Tarımın genel anlamda sosyal bir olgu olduğunu ifade eden Çalış, "Beslenme ihtiyacı anlamında bakıldığı zaman toplumun tamamını ilgilendirir. Genel anlamda istihdam ve ticaret açısından bakıldığında da Türkiyenin doğrudan veya dolaylı Türkiyenin yüzde 50si-60ı tarımla iştigal eder. Bundan dolayı tarım, sadece Tarım Bakanlığının çözebileceği bir olay değildir. Tarımın Aile ve Sosyal Politikalar Bakanlığı, Kalkınma Bakanlığı ve diğer bakanlıklarla beraber topyekun bir sosyal proje olarak değerlendirilmesi gerekir. Elimizdeki 5403 sayılı Toprak Koruma ve Arazi Kullanım Kanunu devam ederken 2015 yılında çıkartılan 6537 sayılı Miras Kanunu yenilendi.
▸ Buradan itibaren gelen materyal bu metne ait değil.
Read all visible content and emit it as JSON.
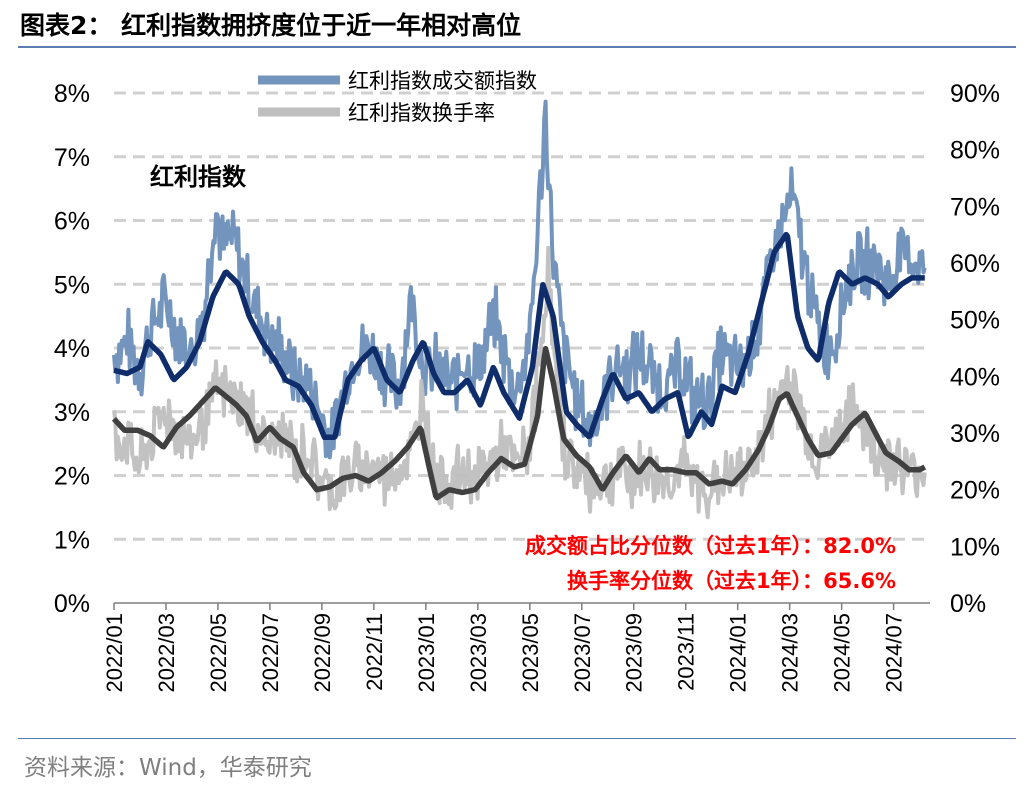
{
  "figure": {
    "title": "图表2： 红利指数拥挤度位于近一年相对高位",
    "source": "资料来源：Wind，华泰研究"
  },
  "chart_data": {
    "type": "line",
    "inner_label": "红利指数",
    "annotations": [
      "成交额占比分位数（过去1年）：82.0%",
      "换手率分位数（过去1年）：65.6%"
    ],
    "left_axis": {
      "min": 0,
      "max": 8,
      "ticks": [
        "0%",
        "1%",
        "2%",
        "3%",
        "4%",
        "5%",
        "6%",
        "7%",
        "8%"
      ]
    },
    "right_axis": {
      "min": 0,
      "max": 90,
      "ticks": [
        "0%",
        "10%",
        "20%",
        "30%",
        "40%",
        "50%",
        "60%",
        "70%",
        "80%",
        "90%"
      ]
    },
    "x_ticks": [
      "2022/01",
      "2022/03",
      "2022/05",
      "2022/07",
      "2022/09",
      "2022/11",
      "2023/01",
      "2023/03",
      "2023/05",
      "2023/07",
      "2023/09",
      "2023/11",
      "2024/01",
      "2024/03",
      "2024/05",
      "2024/07"
    ],
    "x_range_months": [
      0,
      31.4
    ],
    "grid": true,
    "legend_position": "top-center",
    "series": [
      {
        "name": "红利指数成交额指数",
        "axis": "left",
        "color": "#7394bd",
        "ma_color": "#0f2c6b",
        "anchors": [
          [
            0,
            3.9
          ],
          [
            0.5,
            4.1
          ],
          [
            1.0,
            3.7
          ],
          [
            1.5,
            4.4
          ],
          [
            2.0,
            4.7
          ],
          [
            2.5,
            4.2
          ],
          [
            3.0,
            3.9
          ],
          [
            3.5,
            4.7
          ],
          [
            3.9,
            6.2
          ],
          [
            4.2,
            5.6
          ],
          [
            4.6,
            5.7
          ],
          [
            5.0,
            5.2
          ],
          [
            5.5,
            4.6
          ],
          [
            6.0,
            4.2
          ],
          [
            6.5,
            3.9
          ],
          [
            7.0,
            3.5
          ],
          [
            7.5,
            3.4
          ],
          [
            8.0,
            2.9
          ],
          [
            8.4,
            2.5
          ],
          [
            8.8,
            3.3
          ],
          [
            9.3,
            3.9
          ],
          [
            9.8,
            4.0
          ],
          [
            10.2,
            3.8
          ],
          [
            10.6,
            3.5
          ],
          [
            11.0,
            3.4
          ],
          [
            11.4,
            4.8
          ],
          [
            11.8,
            3.9
          ],
          [
            12.1,
            3.6
          ],
          [
            12.5,
            3.7
          ],
          [
            13.0,
            3.4
          ],
          [
            13.5,
            3.8
          ],
          [
            14.0,
            3.6
          ],
          [
            14.6,
            4.5
          ],
          [
            15.0,
            3.9
          ],
          [
            15.5,
            3.3
          ],
          [
            16.0,
            4.2
          ],
          [
            16.3,
            5.8
          ],
          [
            16.6,
            7.7
          ],
          [
            16.9,
            5.4
          ],
          [
            17.3,
            4.0
          ],
          [
            17.8,
            3.2
          ],
          [
            18.3,
            2.7
          ],
          [
            18.8,
            3.2
          ],
          [
            19.3,
            3.8
          ],
          [
            19.8,
            3.6
          ],
          [
            20.3,
            3.9
          ],
          [
            20.8,
            3.5
          ],
          [
            21.3,
            3.4
          ],
          [
            21.8,
            3.8
          ],
          [
            22.3,
            3.2
          ],
          [
            22.8,
            3.1
          ],
          [
            23.3,
            3.9
          ],
          [
            23.8,
            3.7
          ],
          [
            24.3,
            3.8
          ],
          [
            24.8,
            4.3
          ],
          [
            25.3,
            5.4
          ],
          [
            25.8,
            6.0
          ],
          [
            26.1,
            6.4
          ],
          [
            26.5,
            5.5
          ],
          [
            26.9,
            4.6
          ],
          [
            27.3,
            4.0
          ],
          [
            27.8,
            4.2
          ],
          [
            28.3,
            5.2
          ],
          [
            28.8,
            5.3
          ],
          [
            29.3,
            5.4
          ],
          [
            29.8,
            5.0
          ],
          [
            30.3,
            5.5
          ],
          [
            30.8,
            5.4
          ],
          [
            31.2,
            5.3
          ]
        ],
        "amplitude": 0.45,
        "ma_anchors": [
          [
            0,
            3.65
          ],
          [
            0.5,
            3.6
          ],
          [
            1.0,
            3.7
          ],
          [
            1.3,
            4.1
          ],
          [
            1.8,
            3.9
          ],
          [
            2.3,
            3.5
          ],
          [
            2.8,
            3.7
          ],
          [
            3.3,
            4.1
          ],
          [
            3.8,
            4.8
          ],
          [
            4.3,
            5.2
          ],
          [
            4.8,
            5.0
          ],
          [
            5.2,
            4.5
          ],
          [
            5.7,
            4.1
          ],
          [
            6.2,
            3.8
          ],
          [
            6.6,
            3.5
          ],
          [
            7.1,
            3.4
          ],
          [
            7.6,
            3.1
          ],
          [
            8.1,
            2.6
          ],
          [
            8.5,
            2.6
          ],
          [
            9.0,
            3.5
          ],
          [
            9.5,
            3.8
          ],
          [
            10.0,
            4.0
          ],
          [
            10.5,
            3.5
          ],
          [
            11.0,
            3.3
          ],
          [
            11.5,
            3.8
          ],
          [
            11.9,
            4.1
          ],
          [
            12.3,
            3.6
          ],
          [
            12.7,
            3.3
          ],
          [
            13.1,
            3.3
          ],
          [
            13.6,
            3.5
          ],
          [
            14.1,
            3.1
          ],
          [
            14.6,
            3.7
          ],
          [
            15.0,
            3.3
          ],
          [
            15.6,
            2.9
          ],
          [
            16.1,
            3.7
          ],
          [
            16.5,
            5.0
          ],
          [
            16.9,
            4.5
          ],
          [
            17.4,
            3.0
          ],
          [
            17.8,
            2.8
          ],
          [
            18.3,
            2.6
          ],
          [
            18.8,
            3.2
          ],
          [
            19.2,
            3.6
          ],
          [
            19.7,
            3.2
          ],
          [
            20.2,
            3.3
          ],
          [
            20.7,
            3.0
          ],
          [
            21.2,
            3.2
          ],
          [
            21.7,
            3.3
          ],
          [
            22.1,
            2.6
          ],
          [
            22.6,
            3.0
          ],
          [
            23.0,
            2.8
          ],
          [
            23.4,
            3.4
          ],
          [
            23.9,
            3.3
          ],
          [
            24.4,
            3.9
          ],
          [
            24.9,
            4.7
          ],
          [
            25.4,
            5.5
          ],
          [
            25.9,
            5.8
          ],
          [
            26.3,
            4.5
          ],
          [
            26.7,
            4.0
          ],
          [
            27.1,
            3.8
          ],
          [
            27.5,
            4.7
          ],
          [
            27.9,
            5.2
          ],
          [
            28.4,
            5.0
          ],
          [
            28.9,
            5.1
          ],
          [
            29.4,
            5.0
          ],
          [
            29.8,
            4.8
          ],
          [
            30.3,
            5.0
          ],
          [
            30.7,
            5.1
          ],
          [
            31.2,
            5.1
          ]
        ]
      },
      {
        "name": "红利指数换手率",
        "axis": "right",
        "color": "#bfbfbf",
        "ma_color": "#404040",
        "anchors": [
          [
            0,
            30
          ],
          [
            0.5,
            28
          ],
          [
            1.0,
            24
          ],
          [
            1.5,
            30
          ],
          [
            2.0,
            34
          ],
          [
            2.5,
            30
          ],
          [
            3.0,
            28
          ],
          [
            3.5,
            33
          ],
          [
            4.0,
            38
          ],
          [
            4.5,
            36
          ],
          [
            5.0,
            35
          ],
          [
            5.5,
            31
          ],
          [
            6.0,
            28
          ],
          [
            6.5,
            30
          ],
          [
            7.0,
            26
          ],
          [
            7.5,
            27
          ],
          [
            8.0,
            21
          ],
          [
            8.5,
            20
          ],
          [
            9.0,
            23
          ],
          [
            9.5,
            23
          ],
          [
            10.0,
            24
          ],
          [
            10.5,
            22
          ],
          [
            11.0,
            24
          ],
          [
            11.5,
            27
          ],
          [
            11.9,
            38
          ],
          [
            12.2,
            24
          ],
          [
            12.6,
            22
          ],
          [
            13.0,
            22
          ],
          [
            13.5,
            23
          ],
          [
            14.0,
            22
          ],
          [
            14.5,
            25
          ],
          [
            15.0,
            27
          ],
          [
            15.5,
            24
          ],
          [
            16.0,
            28
          ],
          [
            16.4,
            44
          ],
          [
            16.7,
            58
          ],
          [
            17.0,
            40
          ],
          [
            17.4,
            26
          ],
          [
            17.9,
            23
          ],
          [
            18.4,
            21
          ],
          [
            18.9,
            22
          ],
          [
            19.4,
            24
          ],
          [
            19.9,
            22
          ],
          [
            20.4,
            24
          ],
          [
            20.9,
            22
          ],
          [
            21.4,
            22
          ],
          [
            21.9,
            24
          ],
          [
            22.4,
            21
          ],
          [
            22.9,
            20
          ],
          [
            23.4,
            22
          ],
          [
            23.9,
            22
          ],
          [
            24.4,
            24
          ],
          [
            24.9,
            28
          ],
          [
            25.4,
            35
          ],
          [
            25.9,
            40
          ],
          [
            26.3,
            36
          ],
          [
            26.7,
            30
          ],
          [
            27.1,
            26
          ],
          [
            27.6,
            28
          ],
          [
            28.1,
            32
          ],
          [
            28.6,
            34
          ],
          [
            29.1,
            28
          ],
          [
            29.6,
            26
          ],
          [
            30.1,
            25
          ],
          [
            30.6,
            23
          ],
          [
            31.2,
            24
          ]
        ],
        "amplitude": 4.5,
        "ma_anchors": [
          [
            0,
            32.5
          ],
          [
            0.4,
            30.5
          ],
          [
            0.9,
            30.5
          ],
          [
            1.4,
            29.5
          ],
          [
            1.9,
            27.5
          ],
          [
            2.4,
            31
          ],
          [
            2.9,
            33
          ],
          [
            3.4,
            35.5
          ],
          [
            3.9,
            38
          ],
          [
            4.3,
            36.5
          ],
          [
            4.7,
            35
          ],
          [
            5.1,
            33
          ],
          [
            5.5,
            28.5
          ],
          [
            6.0,
            31
          ],
          [
            6.4,
            29
          ],
          [
            6.9,
            27.5
          ],
          [
            7.3,
            23
          ],
          [
            7.8,
            20
          ],
          [
            8.3,
            20.5
          ],
          [
            8.8,
            22
          ],
          [
            9.3,
            22.5
          ],
          [
            9.8,
            21.5
          ],
          [
            10.3,
            23
          ],
          [
            10.8,
            25
          ],
          [
            11.3,
            27.5
          ],
          [
            11.8,
            31
          ],
          [
            12.1,
            24.5
          ],
          [
            12.4,
            18.5
          ],
          [
            12.9,
            20
          ],
          [
            13.4,
            19.5
          ],
          [
            13.9,
            20
          ],
          [
            14.4,
            23
          ],
          [
            14.9,
            25.5
          ],
          [
            15.4,
            24
          ],
          [
            15.8,
            24.5
          ],
          [
            16.3,
            33
          ],
          [
            16.6,
            45
          ],
          [
            16.9,
            39
          ],
          [
            17.3,
            29
          ],
          [
            17.8,
            26
          ],
          [
            18.3,
            24
          ],
          [
            18.8,
            20
          ],
          [
            19.2,
            23
          ],
          [
            19.7,
            26
          ],
          [
            20.2,
            23
          ],
          [
            20.6,
            25.5
          ],
          [
            21.0,
            23.5
          ],
          [
            21.5,
            23.5
          ],
          [
            22.0,
            23
          ],
          [
            22.4,
            23
          ],
          [
            22.9,
            21
          ],
          [
            23.4,
            21.5
          ],
          [
            23.8,
            21
          ],
          [
            24.3,
            23.5
          ],
          [
            24.8,
            27
          ],
          [
            25.2,
            31
          ],
          [
            25.6,
            36
          ],
          [
            25.9,
            37
          ],
          [
            26.3,
            33
          ],
          [
            26.7,
            29
          ],
          [
            27.1,
            26
          ],
          [
            27.6,
            26.5
          ],
          [
            28.0,
            29
          ],
          [
            28.4,
            31.5
          ],
          [
            28.9,
            33.5
          ],
          [
            29.3,
            30
          ],
          [
            29.7,
            26.5
          ],
          [
            30.2,
            25
          ],
          [
            30.6,
            23.5
          ],
          [
            31.0,
            23.5
          ],
          [
            31.2,
            24
          ]
        ]
      }
    ]
  }
}
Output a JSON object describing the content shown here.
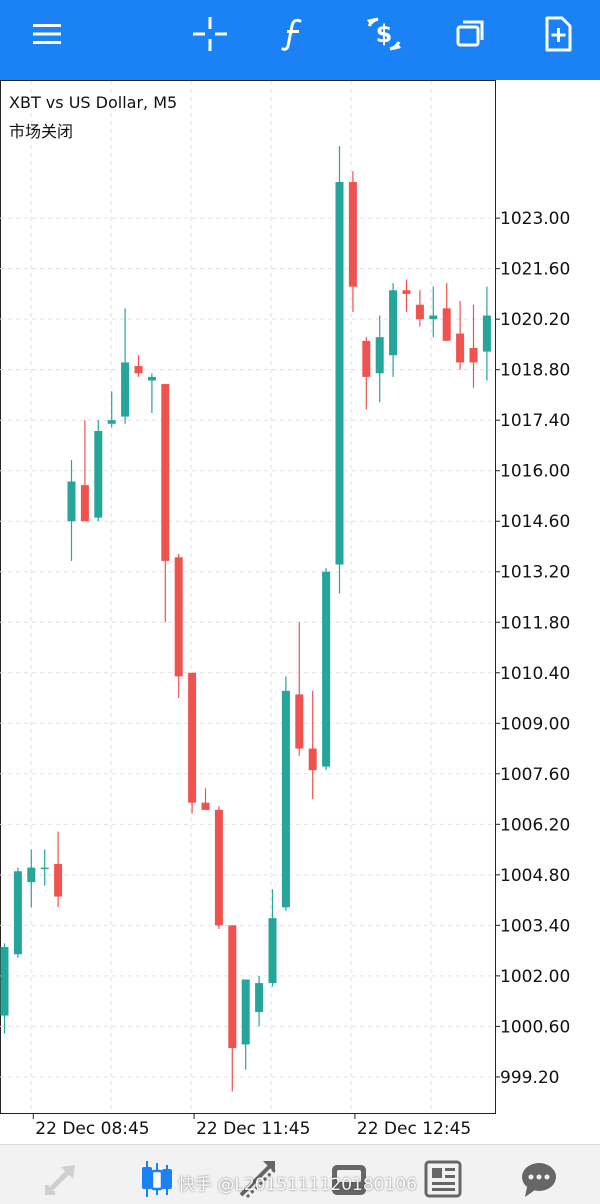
{
  "toolbar": {
    "menu_icon": "hamburger-menu-icon",
    "crosshair_icon": "crosshair-icon",
    "indicators_icon": "function-f-icon",
    "trade_icon": "dollar-exchange-icon",
    "windows_icon": "windows-stack-icon",
    "new_order_icon": "document-plus-icon"
  },
  "chart": {
    "title": "XBT vs US Dollar, M5",
    "status": "市场关闭"
  },
  "chart_data": {
    "type": "candlestick",
    "title": "XBT vs US Dollar, M5",
    "up_color": "#26a69a",
    "down_color": "#ef5350",
    "ylim": [
      998.2,
      1026.8
    ],
    "y_ticks": [
      "1023.00",
      "1021.60",
      "1020.20",
      "1018.80",
      "1017.40",
      "1016.00",
      "1014.60",
      "1013.20",
      "1011.80",
      "1010.40",
      "1009.00",
      "1007.60",
      "1006.20",
      "1004.80",
      "1003.40",
      "1002.00",
      "1000.60",
      "999.20"
    ],
    "x_ticks": [
      {
        "label": "22 Dec 08:45",
        "index": 2
      },
      {
        "label": "22 Dec 11:45",
        "index": 14
      },
      {
        "label": "22 Dec 12:45",
        "index": 26
      }
    ],
    "grid": true,
    "candles": [
      {
        "o": 1000.9,
        "h": 1002.9,
        "l": 1000.4,
        "c": 1002.8
      },
      {
        "o": 1002.6,
        "h": 1005.0,
        "l": 1002.5,
        "c": 1004.9
      },
      {
        "o": 1004.6,
        "h": 1005.5,
        "l": 1003.9,
        "c": 1005.0
      },
      {
        "o": 1005.0,
        "h": 1005.5,
        "l": 1004.5,
        "c": 1005.0
      },
      {
        "o": 1005.1,
        "h": 1006.0,
        "l": 1003.9,
        "c": 1004.2
      },
      {
        "o": 1014.6,
        "h": 1016.3,
        "l": 1013.5,
        "c": 1015.7
      },
      {
        "o": 1015.6,
        "h": 1017.4,
        "l": 1014.6,
        "c": 1014.6
      },
      {
        "o": 1014.7,
        "h": 1017.4,
        "l": 1014.6,
        "c": 1017.1
      },
      {
        "o": 1017.3,
        "h": 1018.2,
        "l": 1017.2,
        "c": 1017.4
      },
      {
        "o": 1017.5,
        "h": 1020.5,
        "l": 1017.3,
        "c": 1019.0
      },
      {
        "o": 1018.9,
        "h": 1019.2,
        "l": 1018.6,
        "c": 1018.7
      },
      {
        "o": 1018.5,
        "h": 1018.7,
        "l": 1017.6,
        "c": 1018.6
      },
      {
        "o": 1018.4,
        "h": 1018.4,
        "l": 1011.8,
        "c": 1013.5
      },
      {
        "o": 1013.6,
        "h": 1013.7,
        "l": 1009.7,
        "c": 1010.3
      },
      {
        "o": 1010.4,
        "h": 1010.4,
        "l": 1006.5,
        "c": 1006.8
      },
      {
        "o": 1006.8,
        "h": 1007.2,
        "l": 1006.6,
        "c": 1006.6
      },
      {
        "o": 1006.6,
        "h": 1006.7,
        "l": 1003.3,
        "c": 1003.4
      },
      {
        "o": 1003.4,
        "h": 1003.4,
        "l": 998.8,
        "c": 1000.0
      },
      {
        "o": 1000.1,
        "h": 1001.9,
        "l": 999.4,
        "c": 1001.9
      },
      {
        "o": 1001.0,
        "h": 1002.0,
        "l": 1000.6,
        "c": 1001.8
      },
      {
        "o": 1001.8,
        "h": 1004.4,
        "l": 1001.7,
        "c": 1003.6
      },
      {
        "o": 1003.9,
        "h": 1010.3,
        "l": 1003.8,
        "c": 1009.9
      },
      {
        "o": 1009.8,
        "h": 1011.8,
        "l": 1008.1,
        "c": 1008.3
      },
      {
        "o": 1008.3,
        "h": 1009.9,
        "l": 1006.9,
        "c": 1007.7
      },
      {
        "o": 1007.8,
        "h": 1013.3,
        "l": 1007.7,
        "c": 1013.2
      },
      {
        "o": 1013.4,
        "h": 1025.0,
        "l": 1012.6,
        "c": 1024.0
      },
      {
        "o": 1024.0,
        "h": 1024.3,
        "l": 1020.4,
        "c": 1021.1
      },
      {
        "o": 1019.6,
        "h": 1019.7,
        "l": 1017.7,
        "c": 1018.6
      },
      {
        "o": 1018.7,
        "h": 1020.3,
        "l": 1017.9,
        "c": 1019.7
      },
      {
        "o": 1019.2,
        "h": 1021.2,
        "l": 1018.6,
        "c": 1021.0
      },
      {
        "o": 1021.0,
        "h": 1021.3,
        "l": 1020.4,
        "c": 1020.9
      },
      {
        "o": 1020.6,
        "h": 1021.0,
        "l": 1020.0,
        "c": 1020.2
      },
      {
        "o": 1020.2,
        "h": 1021.1,
        "l": 1019.7,
        "c": 1020.3
      },
      {
        "o": 1020.5,
        "h": 1021.2,
        "l": 1019.6,
        "c": 1019.6
      },
      {
        "o": 1019.8,
        "h": 1020.7,
        "l": 1018.8,
        "c": 1019.0
      },
      {
        "o": 1019.4,
        "h": 1020.6,
        "l": 1018.3,
        "c": 1019.0
      },
      {
        "o": 1019.3,
        "h": 1021.1,
        "l": 1018.5,
        "c": 1020.3
      }
    ]
  },
  "bottom_nav": {
    "quotes_icon": "quotes-arrows-icon",
    "chart_icon": "candlestick-chart-icon",
    "trade_icon": "trade-trend-icon",
    "history_icon": "history-inbox-icon",
    "news_icon": "news-document-icon",
    "messages_icon": "chat-bubble-icon"
  },
  "watermark": "快手 @L2015111120180106"
}
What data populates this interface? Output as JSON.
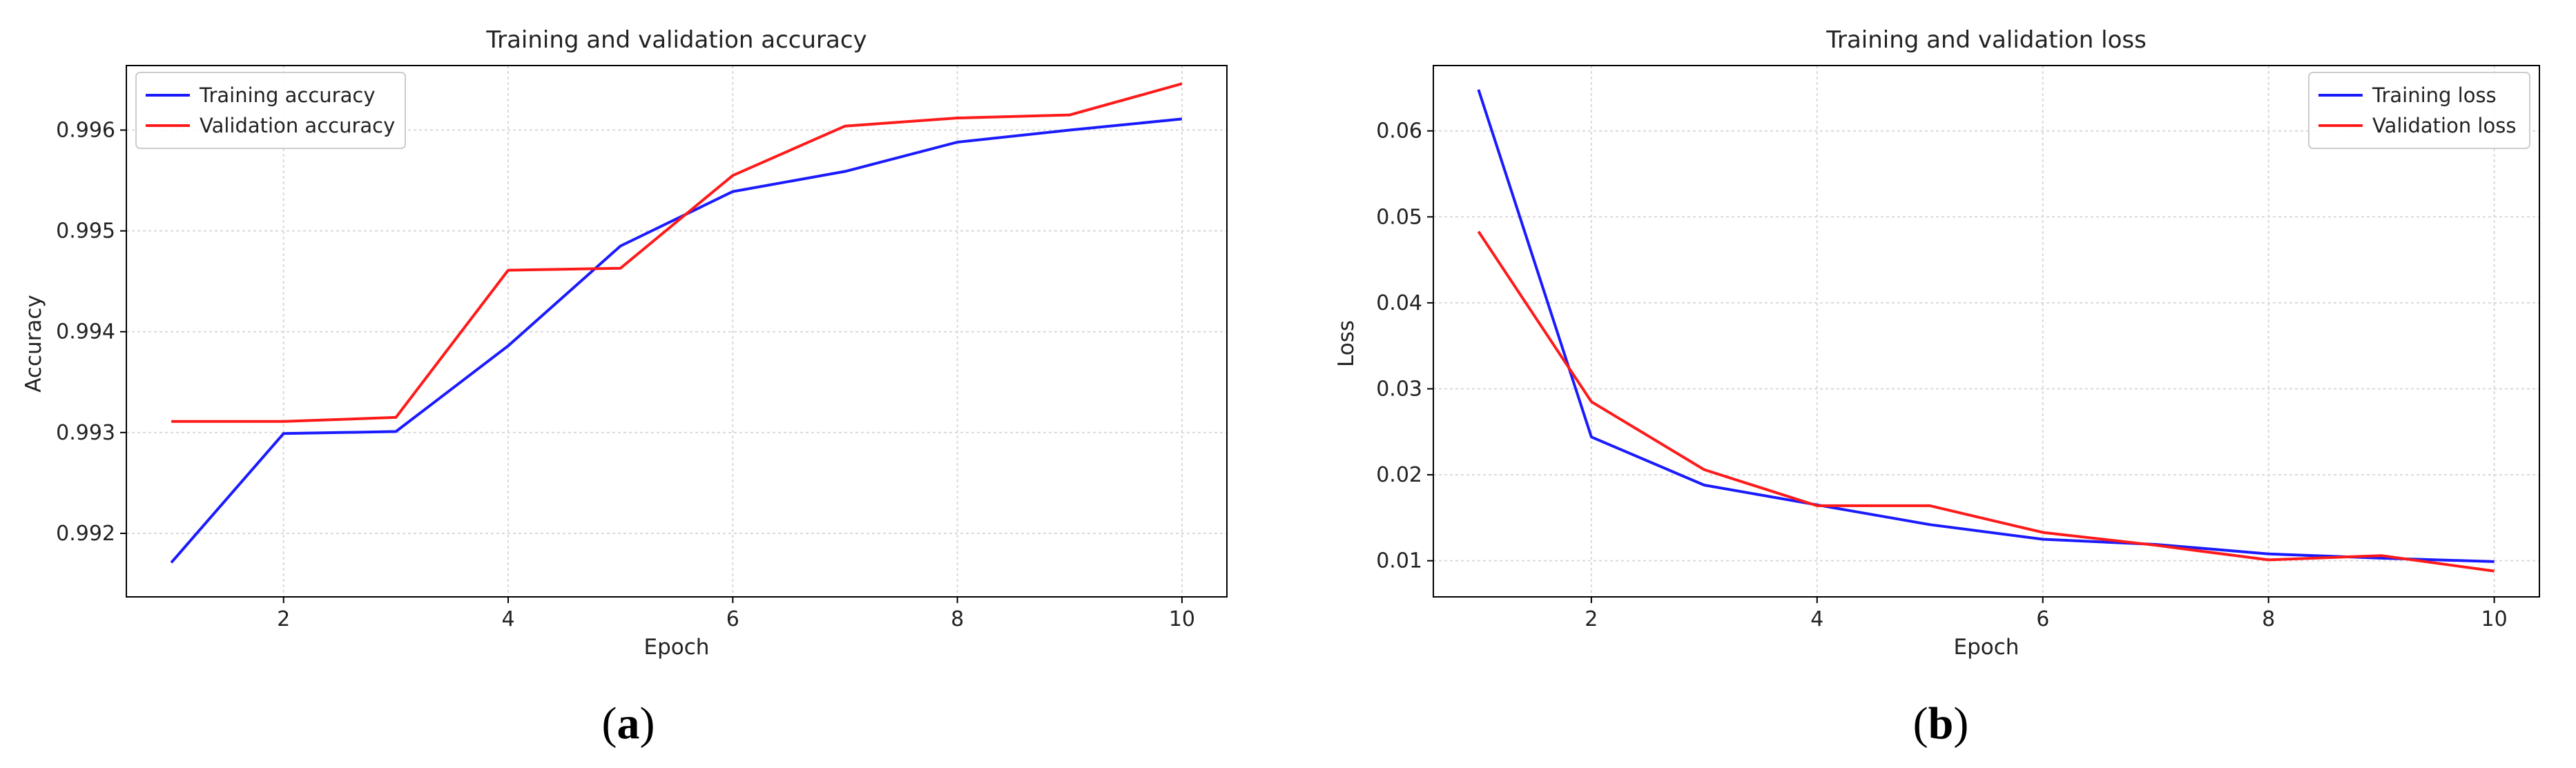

Miras Kanunu ile Toprak Kanununu birleştirdiğimiz zaman tarımın biraz daha profesyonelleştirilmesi, asgari geçim için gerekli olan alanların belirlenmesi ve tarım arazilerinin parçalanmaması, parçalı olanların da toplanması adına olumlu bir şekilde devam etmekteydi. Bu havanın üzerine en son 10 Ekim 2016 tarihinde Ödemişte Başbakan Binali Yıldırım tarafından açıklanan Milli Tarım Projesi çerçevesi içerisinde bize göre en etkili çözüm Türkiyede 184 büyük ovanın belirlenmesi, bu büyük ovalarda tabiri caizse çivi bile çakılmasına müsaade edilmeyecek olması, büyük ovaların tarımsal SİT alanı ilan edilecek olmasıydı. Bu, ilkin 141 ova olarak ilan edildi, Konya ilkin bunlar arasında yoktu. En son 2 Haziran 2017 tarihinde Resmi Gazetede yayınlanan yönetmeliğe göre Konyanın da 14 ovayla buna dahil edildi, bu alanlar da artık tarımsal SİT alanı ilan edildi. Buralarda tarım dışı kullanıma müsaade edilmeyecek, tabii neye göre müsaade edilmeyecek? 5403 sayılı kanunun gerektirdiği şekilde müsaade edilmeyecek. Yani, Allah esirgesin bir savaş hali, veya -inşallah bulunur- petrol, doğalgaz vb. enerji kaynaklarının bulunması durumu gibi durumların haricinde bu arazilerin tarım dışı kullanılmasına müsaade edilmeyecek. Biz bu olaya samimi bir şekilde bakıyoruz. İnanmak istiyoruz. Güveniyor muyuz? Hâlâ güvenimizi sarsan olaylar var. 5403 sayılı kanun olmasına rağmen biz topraklarımızı tarım dışına çıkarttık. Emanete ihanet etmeyelim diyorum, tarım arazilerini kullanıp, geliştirip gelecek nesile kullanılabilir şekilde aktaralım. Bunda hepimizin hem sorumluluğu hem vebali vardır. Bu sorumluluğun ve vebalin gereğini yerine getirelim. Toprak ve su varlığımızı kullanılabilecek bir şekilde gelecek nesle aktarma hususunda duyarlı davranalım" görüşlerini dile getirdi.
"TEKNOLOJİSİZ YAŞANIR, GIDASIZ YAŞANMAZ"
Bugün teknoloji olmadan yaşanabileceğini, ama gıda ihtiyacının asla ötelenemeyeceğini kaydeden Çalış, "Bu anlamda Türkiye diğer ülkelerden daha farklı bir konumdadır. Kendi nüfusu, sığınmacıları, turisti ile 110 milyona ulaşan bir nüfus var. Bunun haricinde evlad-ı fatihan olarak değerlendirdiğimiz Balkanlar, Kuzey Afrika ve Ortadoğuda nerede aç varsa, nerede çıplak varsa bir şekilde bizim sorumluluğumuz ve vebalimizdedir. Türkiye bu zamana kadar bu bölgede aç olanı doyurmuş, çıplak olanı giydirmiştir. Bu görev bize Allahın emanetidir. Bunları doyurmaya ve giydirmeye devam edeceğiz. Karşılığında gücü varsa ödeyecek, gücü yoksa bizim hayır ve hasenatımız olacaktır. Bu manada Türkiye kendi insanının ihtiyacı olanın iki kat fazlasını üretmek zorundadır. 200-250 milyon insana yetebilecek kadar üretimin üzerine de tarımsal ticaretini geliştirip ticaret yapmalıdır" dedi.